Due settimane fa raccontavo a una mia carissima amica e a un’altra sua amica che avevo avuto alcune difficoltà a prelevare nella zona in cui ci trovavamo (cioè dietro Piazza Vittorio, a Roma, tra Casa Pound e quell’universale ufficio immigrazione a cielo aperto che è Termini), perché – spiegavo – tutti gli sportelli erano poco illuminati. “E’ che sei razzista”, mi hanno detto, intendendo che il mio timore nasceva dal fatto che in quel quartiere sono tutti immigrati e questo mi avrebbe fatta sentire automaticamente più insicura (solo a me, eh, a loro no: loro salgono sul tram che porta a Termini con l’Eskimo e le tette al vento). Razzista, io? Ma che dite, ho detto, raccontando che un cinese, mentre prelevavo, mi si era avvicinato talmente tanto che io mi ero spaventata da morire e gli avevo dovuto chiedere di allontanarsi. “E’ che sei razzista”, mi hanno ripetuto insieme: sembravano i White Stripes. Smarrimento. Cosa potevo rispondere? Io, razzista? Andiamo. Sono di Ferrandina, in Basilicata. Faccio parte di una minoranza etnica: i lucani. Per tornare a casa dai miei devo farmi sette ore di autobus con un cambio intermedio alla stazione dei pullman di Santeramo in Colle oppure prendere un treno più lento di una Topolino Amaranto, al costo di un Eurostar (ma esiste ancora, l’Eurostar?), scendere in aperta campagna e poi fami mezz’ora di macchina. Razzista, io? Sono 28 anni che, quando dico il mio cognome, devo sostenere spesso sguardi diffidenti che sembrano dire “ma questa è serbocroata? E’ una badante? Fa la escort?”. Razzista, io? Non potrei esserlo nemmeno volendo: un’ enorme opposizione ontologica me lo impedisce.
“Che poi diciamolo, Simonetta – è intervenuta l’amica della mia amica – guardandoti non è che si possa pensare che a derubarti si faccia un grande affare”. Ecco. Buio. Budella rivoltate. Megafono nel cervello. Prega, azzanna, dissangua, uccidi. Per persone dotate di tanta delicatezza, dalle nostre parti esiste un aggettivo molto calzante: “schicchiant”.

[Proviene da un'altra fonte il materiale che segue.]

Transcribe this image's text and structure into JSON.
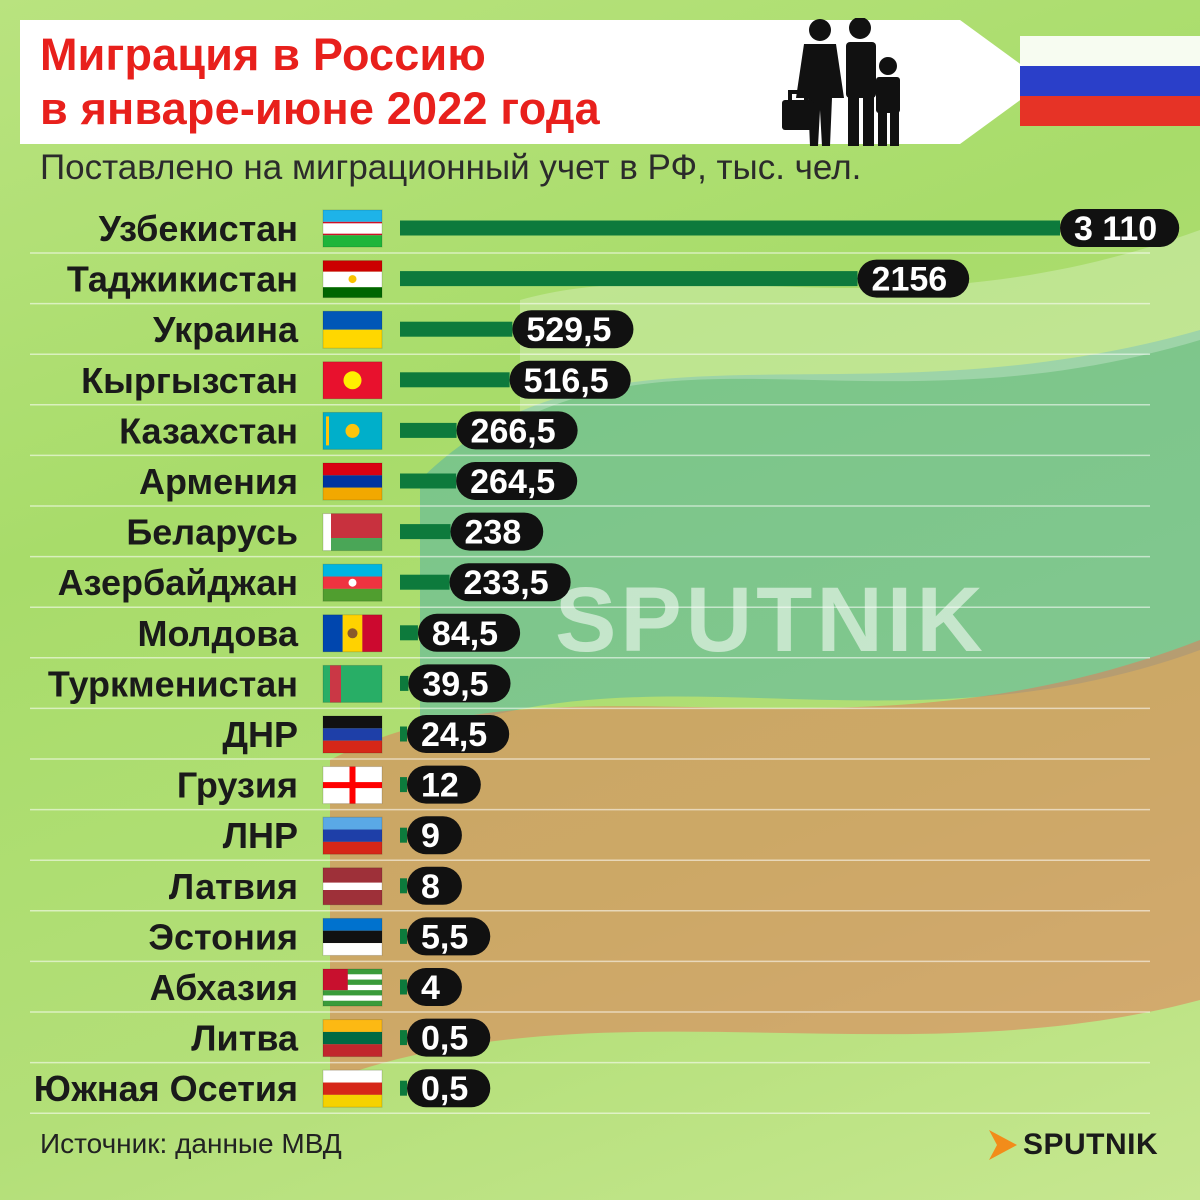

E adesso sono qui, a due settimane dall’accaduto, con una grave forma di spirito delle scale che ancora mi impedisce di trovare la frase perfetta per sistemare quella conversazione e capovolgere il risultato della partita. Penso alla Basilicata fotografata dal satellite, di notte. Guardatela. E’ praticamente al buio: più al buio dello sportello di un bancomat dietro Termini. E’ al buio perché è piena di spazi aperti e vuoti: spero non li riempiremo mai, perché spero di poter sempre tornare a casa e non sentirmi di troppo, non sentirmi scalzata. Io ho camminato per vent’anni in strade dove si sentiva l’eco, dove avrei potuto rotolare per metri prima di inciampare in un altro essere umano: è per questo che mi spavento se uno sconosciuto mi si avvicina troppo, non perché sia cinese o perché io stia prelevando da un conto bancario milionario: non sono abituata a non avere il mio spazio, a non avere il mio meraviglioso vuoto intorno. Quando hai il vuoto intorno, impari a non urlare per non rompere l’armonia. E ti viene lo spirito delle scale perché sai che è importante trattenersi, filtrare, non dire la prima cosa che ti viene in mente. Prima o poi la bile dello spirito delle scale diventerà misericordia e il pudore sarà ripagato.